I was raised on the west coast of Canada. I ate a lot of salmon and it is a favourite of She Who Must Be Obeyed. However, I have friends who aren't big on it. To each their own!



HalfSmoked said:


> Yea go figure most of my kids won't eat tomatoes but drown everything in ketchup.
> 
> Warren



Kids are a whole different story. I wouldn't eat anything when I was kid. Now, I'll try most anything.



sawhorseray said:


> Nice piece of work Disco, big Like! I'm a follower of Smokin' Al's lox method, I can only cold smoke here during the winter months. Lox and cream cheese on a fresh onion bagel has become a Saturday standard in our home, I like to pile it on. RAY
> 
> 
> 
> ...



Thanks, Ray.

Al's method is classic! That is some mighty fine looking breakfast there!



pushok2018 said:


> Fantastic looking lox, disco!
> 
> Absolutely agreed! Salmon belly is my favorite part of the fish. When I have a chance (price and availability) I buy several pounds of salmon belly and smoke it. Delicious!



I'm with you! I love to use the belly for making dips and spreads too.

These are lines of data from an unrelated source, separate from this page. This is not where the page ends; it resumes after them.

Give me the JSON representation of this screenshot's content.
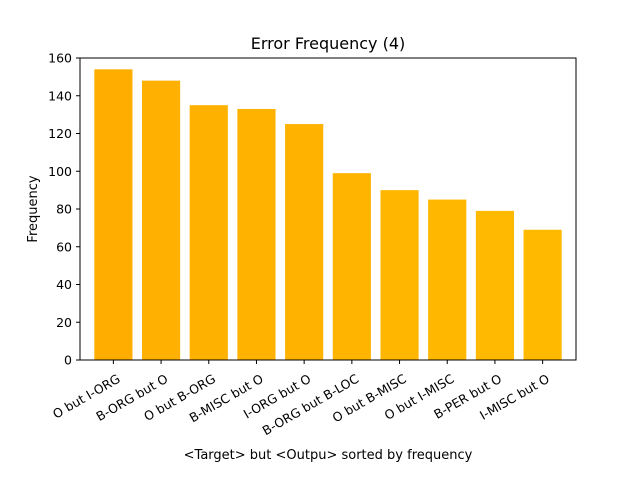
{
  "chart_data": {
    "type": "bar",
    "title": "Error Frequency (4)",
    "xlabel": "<Target> but <Outpu> sorted by frequency",
    "ylabel": "Frequency",
    "ylim": [
      0,
      160
    ],
    "yticks": [
      0,
      20,
      40,
      60,
      80,
      100,
      120,
      140,
      160
    ],
    "grid": false,
    "legend": "none",
    "categories": [
      "O but I-ORG",
      "B-ORG but O",
      "O but B-ORG",
      "B-MISC but O",
      "I-ORG but O",
      "B-ORG but B-LOC",
      "O but B-MISC",
      "O but I-MISC",
      "B-PER but O",
      "I-MISC but O"
    ],
    "values": [
      154,
      148,
      135,
      133,
      125,
      99,
      90,
      85,
      79,
      69
    ],
    "colors": [
      "#FFAE00",
      "#FFB000",
      "#FFB100",
      "#FFB200",
      "#FFB300",
      "#FFB500",
      "#FFB600",
      "#FFB700",
      "#FFB900",
      "#FFBA00"
    ]
  }
}
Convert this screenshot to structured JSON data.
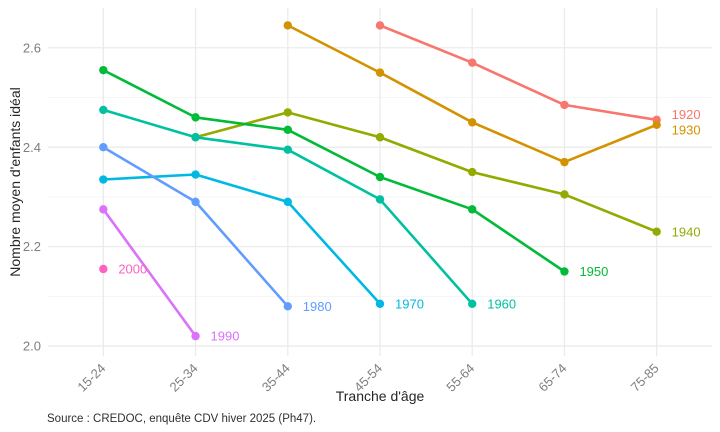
{
  "chart_data": {
    "type": "line",
    "title": "",
    "xlabel": "Tranche d'âge",
    "ylabel": "Nombre moyen d'enfants idéal",
    "caption": "Source : CREDOC, enquête CDV hiver 2025 (Ph47).",
    "categories": [
      "15-24",
      "25-34",
      "35-44",
      "45-54",
      "55-64",
      "65-74",
      "75-85"
    ],
    "series": [
      {
        "name": "1920",
        "color": "#F8766D",
        "values": [
          null,
          null,
          null,
          2.645,
          2.57,
          2.485,
          2.455
        ]
      },
      {
        "name": "1930",
        "color": "#D39200",
        "values": [
          null,
          null,
          2.645,
          2.55,
          2.45,
          2.37,
          2.445
        ]
      },
      {
        "name": "1940",
        "color": "#93AA00",
        "values": [
          null,
          2.42,
          2.47,
          2.42,
          2.35,
          2.305,
          2.23
        ]
      },
      {
        "name": "1950",
        "color": "#00BA38",
        "values": [
          2.555,
          2.46,
          2.435,
          2.34,
          2.275,
          2.15,
          null
        ]
      },
      {
        "name": "1960",
        "color": "#00C19F",
        "values": [
          2.475,
          2.42,
          2.395,
          2.295,
          2.085,
          null,
          null
        ]
      },
      {
        "name": "1970",
        "color": "#00B9E3",
        "values": [
          2.335,
          2.345,
          2.29,
          2.085,
          null,
          null,
          null
        ]
      },
      {
        "name": "1980",
        "color": "#619CFF",
        "values": [
          2.4,
          2.29,
          2.08,
          null,
          null,
          null,
          null
        ]
      },
      {
        "name": "1990",
        "color": "#DB72FB",
        "values": [
          2.275,
          2.02,
          null,
          null,
          null,
          null,
          null
        ]
      },
      {
        "name": "2000",
        "color": "#FF61C3",
        "values": [
          2.155,
          null,
          null,
          null,
          null,
          null,
          null
        ]
      }
    ],
    "yticks": [
      {
        "value": 2.0,
        "label": "2.0"
      },
      {
        "value": 2.2,
        "label": "2.2"
      },
      {
        "value": 2.4,
        "label": "2.4"
      },
      {
        "value": 2.6,
        "label": "2.6"
      }
    ],
    "yticks_minor": [
      2.1,
      2.3,
      2.5
    ],
    "ylim": [
      1.98,
      2.68
    ],
    "legend_position": "line-end-labels",
    "grid": true,
    "colors": {
      "grid_major": "#EBEBEB",
      "grid_minor": "#F4F4F4",
      "axis_text": "#7E7E7E",
      "axis_title": "#262626",
      "background": "#FFFFFF"
    }
  }
}
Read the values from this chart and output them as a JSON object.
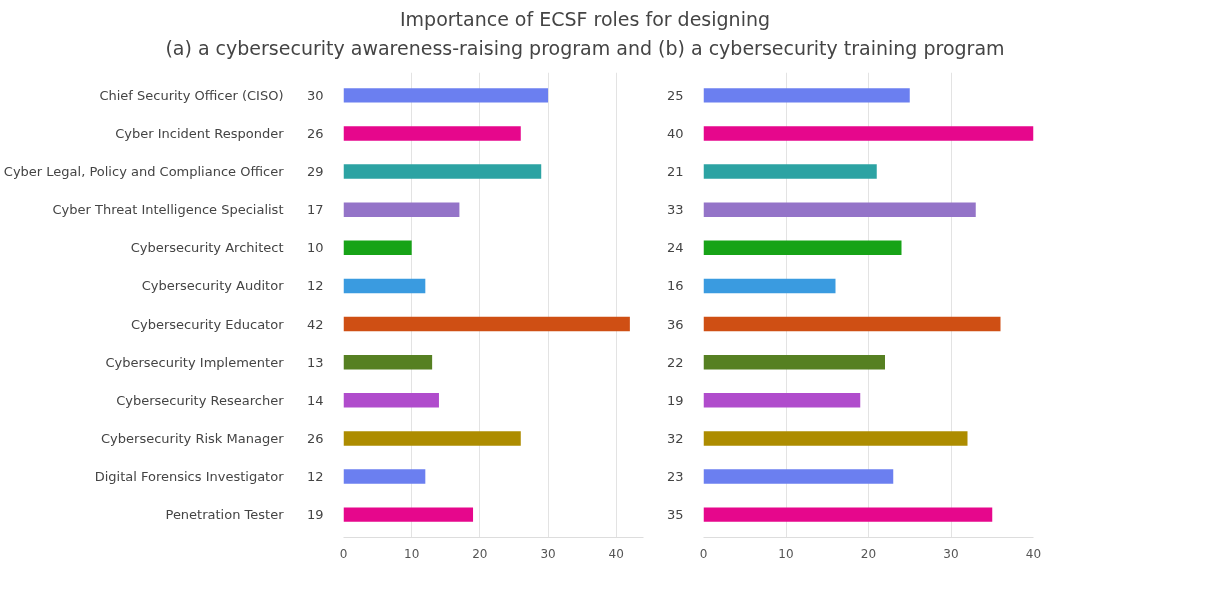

It is so good!


----------



## Bearcarver (Dec 8, 2020)

Looks Great Disco!!
Nice Job!
Like.

Bear


----------



## disco (Dec 8, 2020)

Most kind, Bear!


----------



## thirdeye (Dec 8, 2020)

Thanks for the citrus idea, about my only lox seasoning is some dill.  I prefer Nova lox too, I like that cold smoky back flavor.   It's kind of funny when I was researching Nova lox for my recipe,  I talked to a barbecuist on another forum from  Nova Scotia hoping to get some leads.... she came up empty handed.


----------



## disco (Dec 8, 2020)

thirdeye said:


> Thanks for the citrus idea, about my only lox seasoning is some dill.  I prefer Nova lox too, I like that cold smoky back flavor.   It's kind of funny when I was researching Nova lox for my recipe,  I talked to a barbecuist on another forum from  Nova Scotia hoping to get some leads.... she came up empty handed.


Thanks. I think you will like the citrus addition if you try it.


----------